Voy bajando al llano del asfalto y las avenidas. Me cruzo con los colores de las camperas apretadas por el frío y con varias miradas. Algunas personas distraídas, otras conversan, otras y son muchas, tienen la cabeza gacha mirando al piso del celular. Así y todo y sin embargo, crece la vida espiritual, tal como crece la vida en abundancia. Me siento en red, soy en red, desde una virtualidad que pide presencia desde espacios insospechados.

Me repito interiormente que el mensaje no es nuestro, que apenas somos portadores. Que se hace inmenso, ilimitado, que debe ser preciso. Desde su profundo misterio, la verdad, la bondad y la belleza imponen valentía creativa, al decir de Francisco. La Palabra viaja desde la inmediatez para amasar esperanza. Siento que es la dueña de la mayor aventura jamás vivida. Me hago su cómplice.

Y sigo caminando en este vivir en esta tierra, en mi pobre kronos, traspasada de cruces y de cielos, me lleva a desear las cumbres para entrar en la definitiva esperanza de un kairós. Porque al encontrarme en la Cruz de Jesús y compartiendo sus comidas, puedo dar vía libre a la Eternidad, allí donde la parusía se llena de misterio insondable.

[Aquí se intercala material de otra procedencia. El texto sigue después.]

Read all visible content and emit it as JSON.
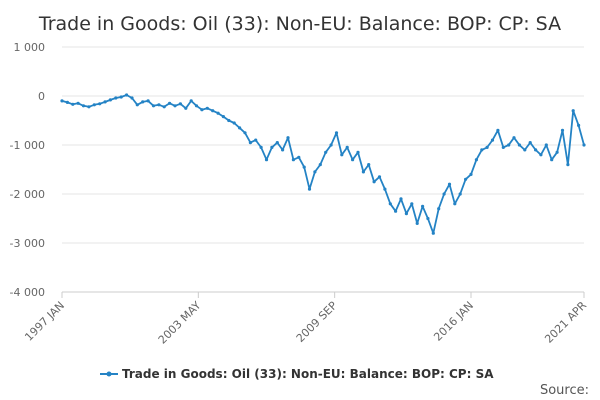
{
  "chart_data": {
    "type": "line",
    "title": "Trade in Goods: Oil (33): Non-EU: Balance: BOP: CP: SA",
    "xlabel": "",
    "ylabel": "",
    "ylim": [
      -4000,
      1000
    ],
    "yticks": [
      1000,
      0,
      -1000,
      -2000,
      -3000,
      -4000
    ],
    "ytick_labels": [
      "1 000",
      "0",
      "-1 000",
      "-2 000",
      "-3 000",
      "-4 000"
    ],
    "xlim": [
      "1997 JAN",
      "2021 APR"
    ],
    "xticks": [
      {
        "label": "1997 JAN",
        "date": "1997-01"
      },
      {
        "label": "2003 MAY",
        "date": "2003-05"
      },
      {
        "label": "2009 SEP",
        "date": "2009-09"
      },
      {
        "label": "2016 JAN",
        "date": "2016-01"
      },
      {
        "label": "2021 APR",
        "date": "2021-04"
      }
    ],
    "grid": true,
    "legend_position": "bottom",
    "color": "#2483c5",
    "series": [
      {
        "name": "Trade in Goods: Oil (33): Non-EU: Balance: BOP: CP: SA",
        "values": [
          [
            "1997-01",
            -100
          ],
          [
            "1997-04",
            -130
          ],
          [
            "1997-07",
            -170
          ],
          [
            "1997-10",
            -150
          ],
          [
            "1998-01",
            -200
          ],
          [
            "1998-04",
            -220
          ],
          [
            "1998-07",
            -180
          ],
          [
            "1998-10",
            -160
          ],
          [
            "1999-01",
            -120
          ],
          [
            "1999-04",
            -80
          ],
          [
            "1999-07",
            -40
          ],
          [
            "1999-10",
            -20
          ],
          [
            "2000-01",
            20
          ],
          [
            "2000-04",
            -40
          ],
          [
            "2000-07",
            -180
          ],
          [
            "2000-10",
            -120
          ],
          [
            "2001-01",
            -100
          ],
          [
            "2001-04",
            -200
          ],
          [
            "2001-07",
            -180
          ],
          [
            "2001-10",
            -220
          ],
          [
            "2002-01",
            -150
          ],
          [
            "2002-04",
            -200
          ],
          [
            "2002-07",
            -160
          ],
          [
            "2002-10",
            -250
          ],
          [
            "2003-01",
            -100
          ],
          [
            "2003-04",
            -200
          ],
          [
            "2003-07",
            -280
          ],
          [
            "2003-10",
            -250
          ],
          [
            "2004-01",
            -300
          ],
          [
            "2004-04",
            -350
          ],
          [
            "2004-07",
            -420
          ],
          [
            "2004-10",
            -500
          ],
          [
            "2005-01",
            -550
          ],
          [
            "2005-04",
            -650
          ],
          [
            "2005-07",
            -750
          ],
          [
            "2005-10",
            -950
          ],
          [
            "2006-01",
            -900
          ],
          [
            "2006-04",
            -1050
          ],
          [
            "2006-07",
            -1300
          ],
          [
            "2006-10",
            -1050
          ],
          [
            "2007-01",
            -950
          ],
          [
            "2007-04",
            -1100
          ],
          [
            "2007-07",
            -850
          ],
          [
            "2007-10",
            -1300
          ],
          [
            "2008-01",
            -1250
          ],
          [
            "2008-04",
            -1450
          ],
          [
            "2008-07",
            -1900
          ],
          [
            "2008-10",
            -1550
          ],
          [
            "2009-01",
            -1400
          ],
          [
            "2009-04",
            -1150
          ],
          [
            "2009-07",
            -1000
          ],
          [
            "2009-10",
            -750
          ],
          [
            "2010-01",
            -1200
          ],
          [
            "2010-04",
            -1050
          ],
          [
            "2010-07",
            -1300
          ],
          [
            "2010-10",
            -1150
          ],
          [
            "2011-01",
            -1550
          ],
          [
            "2011-04",
            -1400
          ],
          [
            "2011-07",
            -1750
          ],
          [
            "2011-10",
            -1650
          ],
          [
            "2012-01",
            -1900
          ],
          [
            "2012-04",
            -2200
          ],
          [
            "2012-07",
            -2350
          ],
          [
            "2012-10",
            -2100
          ],
          [
            "2013-01",
            -2400
          ],
          [
            "2013-04",
            -2200
          ],
          [
            "2013-07",
            -2600
          ],
          [
            "2013-10",
            -2250
          ],
          [
            "2014-01",
            -2500
          ],
          [
            "2014-04",
            -2800
          ],
          [
            "2014-07",
            -2300
          ],
          [
            "2014-10",
            -2000
          ],
          [
            "2015-01",
            -1800
          ],
          [
            "2015-04",
            -2200
          ],
          [
            "2015-07",
            -2000
          ],
          [
            "2015-10",
            -1700
          ],
          [
            "2016-01",
            -1600
          ],
          [
            "2016-04",
            -1300
          ],
          [
            "2016-07",
            -1100
          ],
          [
            "2016-10",
            -1050
          ],
          [
            "2017-01",
            -900
          ],
          [
            "2017-04",
            -700
          ],
          [
            "2017-07",
            -1050
          ],
          [
            "2017-10",
            -1000
          ],
          [
            "2018-01",
            -850
          ],
          [
            "2018-04",
            -1000
          ],
          [
            "2018-07",
            -1100
          ],
          [
            "2018-10",
            -950
          ],
          [
            "2019-01",
            -1100
          ],
          [
            "2019-04",
            -1200
          ],
          [
            "2019-07",
            -1000
          ],
          [
            "2019-10",
            -1300
          ],
          [
            "2020-01",
            -1150
          ],
          [
            "2020-04",
            -700
          ],
          [
            "2020-07",
            -1400
          ],
          [
            "2020-10",
            -300
          ],
          [
            "2021-01",
            -600
          ],
          [
            "2021-04",
            -1000
          ]
        ]
      }
    ]
  },
  "footer": {
    "source_label": "Source:"
  }
}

Solum in adoratione comprobé que puedo extasiarme como en un vibrante insomnio sin fin, acunada en su Luz llena de matices arrobados por los siglos. En el silencio de su cuerpo, piel de pan que me nombra. En la blanca aurora que como sueño de agua se derrama por las aristas de su nombre y desde la redonda luna retumba. Extasiada en la Luz.

Respiro desde su Gracia que me dice: sólo la libertad y la dignidad plena en esta tierra puede poner proa a la trascendencia definitiva que vuela y se esparce en las playas del Cielo.

Y esta tierra es el Reino. En el lugar que piso, que habito y amo. Donde veo su mano extendida y poderosa sembrando mañanas y es su aliento encendido el que hace florecer las entrañas.